Para o CEO da Verde Asset, um dos principais investidores do País, transição no Banco Central não é o risco da economia, mas as contas públicas: ‘BC não é cenário Tombini; o problema é o fiscal’
Estadão
m dos principais nomes do mercado financeiro brasileiro já não enxerga grandes riscos com a transição no Banco Central. Para Luis Stuhlberger, CEO da Verde Asset e gestor do Fundo Verde, não há um cenário “Alexandre Tombini” com a gestão de Gabriel Galípolo à frente do órgão, a partir de janeiro, no lugar de Roberto Campos Neto.
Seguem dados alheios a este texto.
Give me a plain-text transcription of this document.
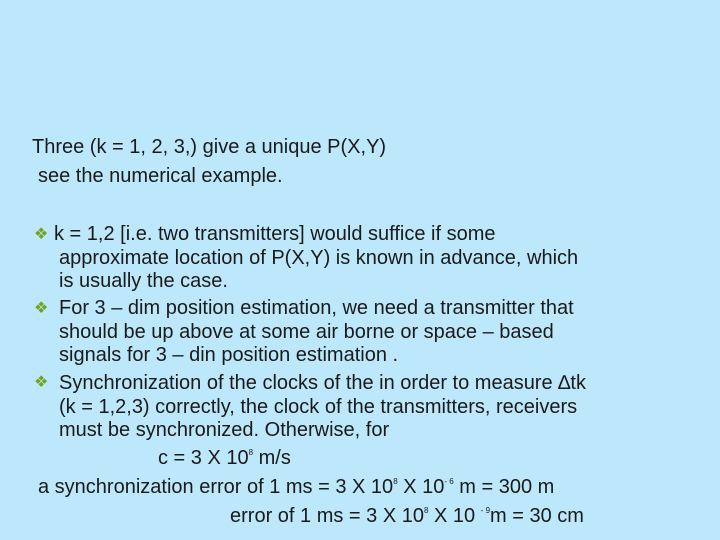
Three (k = 1, 2, 3,) give a unique P(X,Y)
see the numerical example.
❖ k = 1,2 [i.e. two transmitters] would suffice if some
approximate location of P(X,Y) is known in advance, which
is usually the case.
❖ For 3 – dim position estimation, we need a transmitter that
should be up above at some air borne or space – based
signals for 3 – din position estimation .
❖ Synchronization of the clocks of the in order to measure ∆tk
(k = 1,2,3) correctly, the clock of the transmitters, receivers
must be synchronized. Otherwise, for
c = 3 X $10^8$ m/s
a synchronization error of 1 ms = 3 X $10^8$ X $10^{- 6}$ m = 300 m
error of 1 ms = 3 X $10^8$ X 10 $^{- 9}$m = 30 cm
O grande problema, diz, é a política fiscal, já que o déficit nominal do governo brasileiro, que inclui as despesas com juros, está no mesmo nível de países que precisam financiar grandes conflitos: “Só Ucrânia, Rússia e Israel, países em guerra, têm déficit tão alto quanto o Brasil”, afirmou em entrevista ao Estadão.
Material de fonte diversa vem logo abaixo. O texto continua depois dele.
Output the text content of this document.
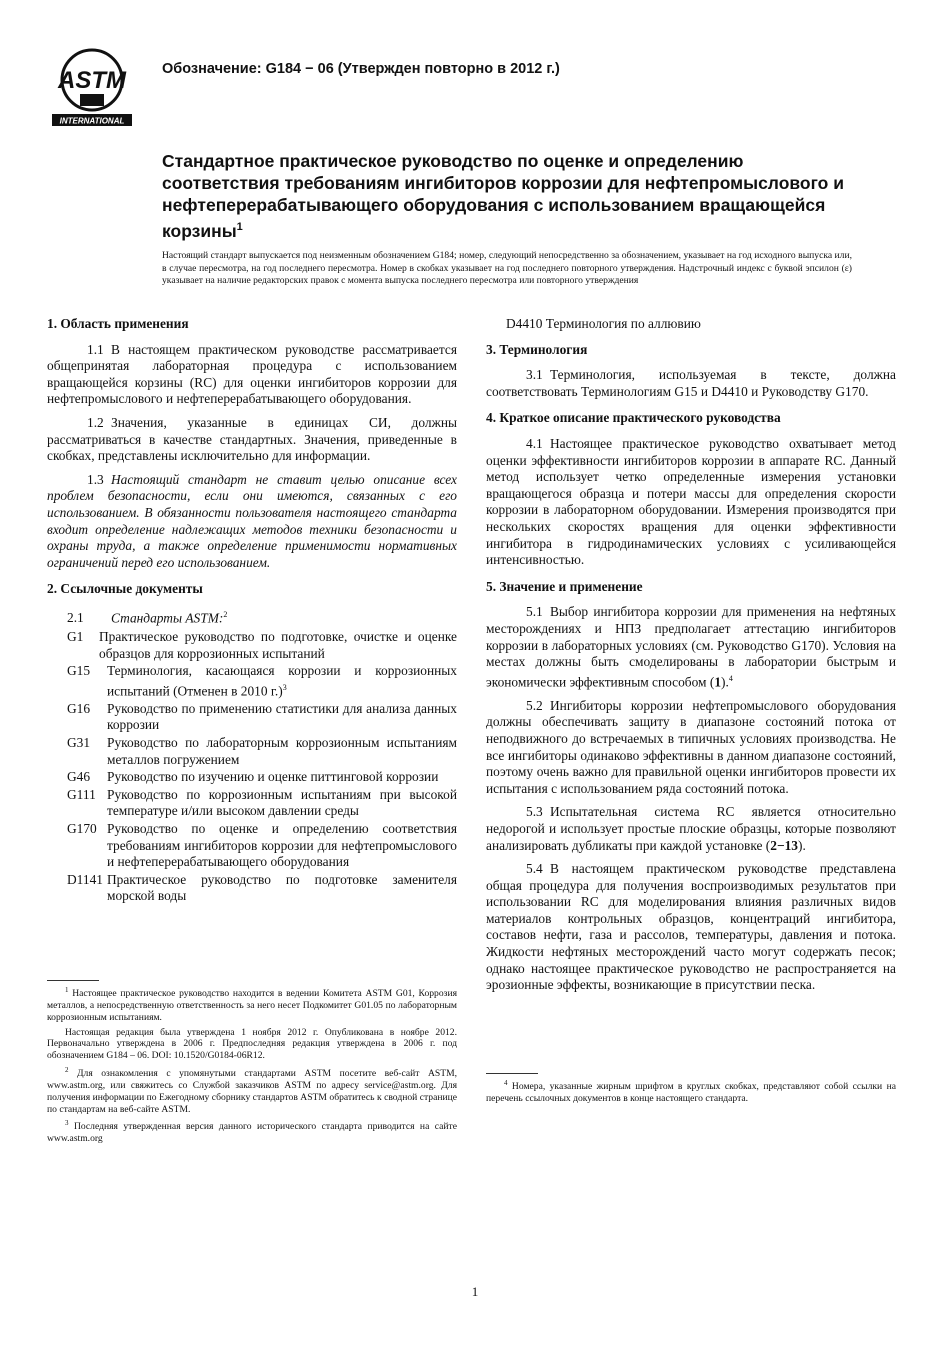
ASTM
INTERNATIONAL
Обозначение: G184 − 06 (Утвержден повторно в 2012 г.)
Стандартное практическое руководство по оценке и определению соответствия требованиям ингибиторов коррозии для нефтепромыслового и нефтеперерабатывающего оборудования с использованием вращающейся корзины$^1$
Настоящий стандарт выпускается под неизменным обозначением G184; номер, следующий непосредственно за обозначением, указывает на год исходного выпуска или, в случае пересмотра, на год последнего пересмотра. Номер в скобках указывает на год последнего повторного утверждения. Надстрочный индекс с буквой эпсилон (ε) указывает на наличие редакторских правок с момента выпуска последнего пересмотра или повторного утверждения
1. Область применения

1.1 В настоящем практическом руководстве рассматривается общепринятая лабораторная процедура с использованием вращающейся корзины (RC) для оценки ингибиторов коррозии для нефтепромыслового и нефтеперерабатывающего оборудования.

1.2 Значения, указанные в единицах СИ, должны рассматриваться в качестве стандартных. Значения, приведенные в скобках, представлены исключительно для информации.

1.3 Настоящий стандарт не ставит целью описание всех проблем безопасности, если они имеются, связанных с его использованием. В обязанности пользователя настоящего стандарта входит определение надлежащих методов техники безопасности и охраны труда, а также определение применимости нормативных ограничений перед его использованием.

2. Ссылочные документы
2.1 Стандарты ASTM:$^2$
G1	Практическое руководство по подготовке, очистке и оценке образцов для коррозионных испытаний
G15	Терминология, касающаяся коррозии и коррозионных испытаний (Отменен в 2010 г.)$^3$
G16	Руководство по применению статистики для анализа данных коррозии
G31	Руководство по лабораторным коррозионным испытаниям металлов погружением
G46	Руководство по изучению и оценке питтинговой коррозии
G111 Руководство по коррозионным испытаниям при высокой температуре и/или высоком давлении среды
G170 Руководство по оценке и определению соответствия требованиям ингибиторов коррозии для нефтепромыслового и нефтеперерабатывающего оборудования
D1141 Практическое руководство по подготовке заменителя морской воды

$^1$ Настоящее практическое руководство находится в ведении Комитета ASTM G01, Коррозия металлов, а непосредственную ответственность за него несет Подкомитет G01.05 по лабораторным коррозионным испытаниям.

Настоящая редакция была утверждена 1 ноября 2012 г. Опубликована в ноябре 2012. Первоначально утверждена в 2006 г. Предпоследняя редакция утверждена в 2006 г. под обозначением G184 – 06. DOI: 10.1520/G0184-06R12.

$^2$ Для ознакомления с упомянутыми стандартами ASTM посетите веб-сайт ASTM, www.astm.org, или свяжитесь со Службой заказчиков ASTM по адресу service@astm.org. Для получения информации по Ежегодному сборнику стандартов ASTM обратитесь к сводной странице по стандартам на веб-сайте ASTM.

$^3$ Последняя утвержденная версия данного исторического стандарта приводится на сайте www.astm.org

D4410 Терминология по аллювию
3. Терминология

3.1 Терминология, используемая в тексте, должна соответствовать Терминологиям G15 и D4410 и Руководству G170.

4. Краткое описание практического руководства

4.1 Настоящее практическое руководство охватывает метод оценки эффективности ингибиторов коррозии в аппарате RC. Данный метод использует четко определенные измерения установки вращающегося образца и потери массы для определения скорости коррозии в лабораторном оборудовании. Измерения производятся при нескольких скоростях вращения для оценки эффективности ингибитора в гидродинамических условиях с усиливающейся интенсивностью.

5. Значение и применение

5.1 Выбор ингибитора коррозии для применения на нефтяных месторождениях и НПЗ предполагает аттестацию ингибиторов коррозии в лабораторных условиях (см. Руководство G170). Условия на местах должны быть смоделированы в лаборатории быстрым и экономически эффективным способом (1).$^4$

5.2 Ингибиторы коррозии нефтепромыслового оборудования должны обеспечивать защиту в диапазоне состояний потока от неподвижного до встречаемых в типичных условиях производства. Не все ингибиторы одинаково эффективны в данном диапазоне состояний, поэтому очень важно для правильной оценки ингибиторов провести их испытания с использованием ряда состояний потока.

5.3 Испытательная система RC является относительно недорогой и использует простые плоские образцы, которые позволяют анализировать дубликаты при каждой установке (2−13).

5.4 В настоящем практическом руководстве представлена общая процедура для получения воспроизводимых результатов при использовании RC для моделирования влияния различных видов материалов контрольных образцов, концентраций ингибитора, составов нефти, газа и рассолов, температуры, давления и потока. Жидкости нефтяных месторождений часто могут содержать песок; однако настоящее практическое руководство не распространяется на эрозионные эффекты, возникающие в присутствии песка.

$^4$ Номера, указанные жирным шрифтом в круглых скобках, представляют собой ссылки на перечень ссылочных документов в конце настоящего стандарта.

1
Ao lado do novo economista-chefe do Verde, Marcos Fantinatti, em sua primeira entrevista no cargo, Stuhlberger diz que a ideia do governo de isentar o Imposto de Renda até R$ 5 mil terá um custo de R$ 70 bilhões a R$ 80 bilhões por ano, e que isso é um risco que pode ofuscar os ganhos com o pacote de cortes gastos a ser anunciado pelo governo Lula.
Mesmo se enquadrando entre os chamados “super-ricos” do País, Stuhlberger diz que a ideia em elaboração pelo Ministério da Fazenda de garantir uma tributação mínima sobre todas as fontes de renda “não é ruim”, mas pode ser difícil de ser aprovada, em função dos lobbies que atuam no Congresso. A seguir, os principais pontos da entrevista.
Qual a avaliação do sr. sobre o momento atual da economia?
Stuhlberger: O Lula imagina que a melhor forma de governar é distribuir dinheiro. Ele pensa o desenvolvimento sob a ótica do Estado. Juntando-se funcionários públicos, aposentados e benefícios sociais, dá um número que está beirando R$ 1,5 trilhão, distribuído a 110 milhões de pessoas. É sobre esse número que se discute dar um limite para o crescimento do gasto. Agora, existe essa vontade de subir a isenção de Imposto de Renda para R$ 5 mil. Por que ele quer isso? Porque da faixa de renda entre zero a R$ 3 mil, praticamente todo mundo vota no Lula. De R$ 3 mil a R$ 5 mil, ele já perde muitos votos; e de R$ 5 mil para frente, ele perde com folga. Então, são muitos votos a ganhar com a isenção. Só que isso vai custar entre R$ 70 bilhões a R$ 80 bilhões.
E esse tipo de pensamento dificulta o controle das contas públicas?
Stuhlberger: O que o Lula pensa da Faria Lima? Que as empresas têm um monte de benefícios, o que é verdade, porque há mecanismos, como as debêntures incentivadas, que não pagam impostos. Temos uma carga tributária de 34% de Imposto de Renda mais Contribuição Social. Mas, se olhar as empresas de capital aberto, elas pagam muito menos. E aí ele pensa: por que eu vou cortar dos pobres, se os ricos ganham bilhões em dividendos e não pagam impostos? Então, esse é dilema do Lula: a Faria Lima me pressiona, ameaça jogar o dólar para R$ 6 – embora não seja assim – para eu cortar dos pobres. E o que os ricos vão me dar, nada? Esse é o escopo da discussão com o ministro (da Fazenda) Fernando Haddad. E o Haddad claramente fala: se você não fizer nada, vai ficar muito pior: a inflação vai subir, o dólar vai para R$ 7 e você vai perder a eleição. Então, essa é a síntese simples, o dilema do governo.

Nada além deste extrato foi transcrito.